Скажи, что я умерла гл 3, 4

Анна Болкисева
Глава третья

Кирилл Сергеевич Бушуев неделю назад похоронил жену. «Вот и встретил тебя, Рая, из отпуска. Приехала. В гробу цинковом»,- единственные слова, которые он произнес, когда прощался с женщиной, с которой прожил почти двадцать лет. После похорон он пил. Страшно и долго. Соседка тетя Клава, работавшая вахтершей в его НИИ, временами пыталась звонить в квартиру, но он к дверям не подходил. Кричал:
-Знаю, тетя Клава, ты это. Не трогай ты меня. Плохо мне.
На седьмой день водка закончилась, и повисла в небольшой квартире тишина раскаяния, гнетущая и всепоглощающая. Кирилл Серегеевич ждал второй гроб. На этот раз из Москвы. Там в военном госпитале лежала  в коме его дочь Леночка. « Ну ладно, Рая… Но Ленку-то за что? За что? Ребенок она… Рая хоть сколько-то пожила»,- Кирилл Сергеевич винил себя во всем произошедшем с женой и дочерью. И в то же время пытался найти себе оправдание. Стечение обстоятельств. Так уж вышло. Рая давно не была в отпуске. Денег в семье всегда не хватало. Жили они плохо, и Рая, рано постаревшая и поседевшая, превратилась в стерву, она постоянно пилила мужа, Ленка росла нервной, издерганной. Несколько лет назад у нее обнаружили букет заболеваний желудочно-кишечного тракта. Советовали отправить девочку в санаторий, в список рекомендованных включили и шушинский. И надо же – удача какая – предложили на работе горящую путевку именно в Шушу. Почти даром. Кирилл Сергеевич долго не раздумывал: и дочь съездит подлечится, и он от жены отдохнет. Да еще в тот момент появилась в их институте красавица Лера, искала научного руководителя, и посоветовали ей  Бушуева. Кирилл Сергеевич аспиранткой своей увлекся, или это она его увлекла – как было на самом деле – уже неважно, и начали они встречаться на квартирах подруг Леры. «Вот отправлю своих в санаторий, будем у меня дома… диссертацию писать»,- посмеивался Кирилл Сергеевич. Лера загадочно улыбалась в ответ.

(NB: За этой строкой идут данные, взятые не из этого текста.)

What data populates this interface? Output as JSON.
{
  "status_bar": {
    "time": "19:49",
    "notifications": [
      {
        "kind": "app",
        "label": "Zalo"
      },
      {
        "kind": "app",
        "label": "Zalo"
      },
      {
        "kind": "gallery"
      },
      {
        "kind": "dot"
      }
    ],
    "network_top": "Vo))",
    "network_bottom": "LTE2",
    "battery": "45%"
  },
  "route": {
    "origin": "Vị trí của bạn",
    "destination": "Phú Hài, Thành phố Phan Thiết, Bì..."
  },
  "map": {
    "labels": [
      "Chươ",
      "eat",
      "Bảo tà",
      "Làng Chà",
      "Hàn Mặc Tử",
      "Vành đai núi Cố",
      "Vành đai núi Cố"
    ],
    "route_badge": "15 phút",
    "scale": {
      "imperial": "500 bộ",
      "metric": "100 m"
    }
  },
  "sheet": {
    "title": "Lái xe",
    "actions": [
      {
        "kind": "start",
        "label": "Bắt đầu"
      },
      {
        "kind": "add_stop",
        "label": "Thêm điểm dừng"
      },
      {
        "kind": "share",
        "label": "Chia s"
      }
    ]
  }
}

Он никак не мог решить: ехать ли самому к Леночке, которой уже сделали две операции, но состояние ее все равно оставалось безнадежным, или ждать исхода в Новосибирске. Сестра его Катя звонила и настаивала на том, чтобы он купил билеты в Москву.
-Хочешь я поеду? – спрашивала она по телефону.
-Подожди, Кать, соберусь я. Не могу видеть Леночку умирающей.
-Странный ты, Кирюша, дочь она твоя. То, что с Раей тебе не жилось – понятно. Тьфу, грех о покойнице плохо говорить. Но я тебя еще до свадьбы предупреждала… Но Леночка – наша девочка, наша порода.
-Какая разница – на кого она похожа… Нет ее. Умерла она. Звонил в госпиталь, сказали шансов мало.
-Так хоть попрощайся, - обреченно произнесла Катя.
-Поеду я, что делать? Поеду.
Катя ждала сына из Армии, она никуда бы не поехала, но тревога ее росла. Каждый день Катя звонила в госпиталь, и ей отвечали одно и то же: «Пока никаких изменений».

В конце концов, она пошла на вокзал и купила билет до Москвы для Кирилла. «И пусть только попробует отказаться, я ему покажу!» - сказала она тете Клаве, пока ждала брата у нее в квартире.
-И где шляется эта сволочь? – качала головой Катя.
-Не волнуйся так. Придет. Куда денется? – отвечала тетя Клава.
-За водкой, наверно, пошел. Угробил все-таки свою Раю. Говорила я ему…
Тете Клаве Рая всегда нравилась, поэтому не хотелось ей обсуждать покойницу, да и грех это.
-Катерина, постой. Хорошая Рая была, добрая. Нельзя так, Катерина, нельзя.
Она предложила гостье чаю, но та отказалась. Вскоре они услышали, как открываются двери лифта. Тетя Клава пошла посмотреть в глазок.
-Явился, - сообщила она Кате, и та быстро собрала свои пакеты, накинула пальто.
-Спасибо, тетя Клава.
-Да не за что. Давай… иди разговаривай.
Но разговора не получилось. Кирилл вернулся  пьяный. Молча взял билет на поезд, пообещал, что все будет в порядке. Катя посидела немного и отправилась домой. Вышла на Красный проспект, уже темнело, и она решила поймать такси.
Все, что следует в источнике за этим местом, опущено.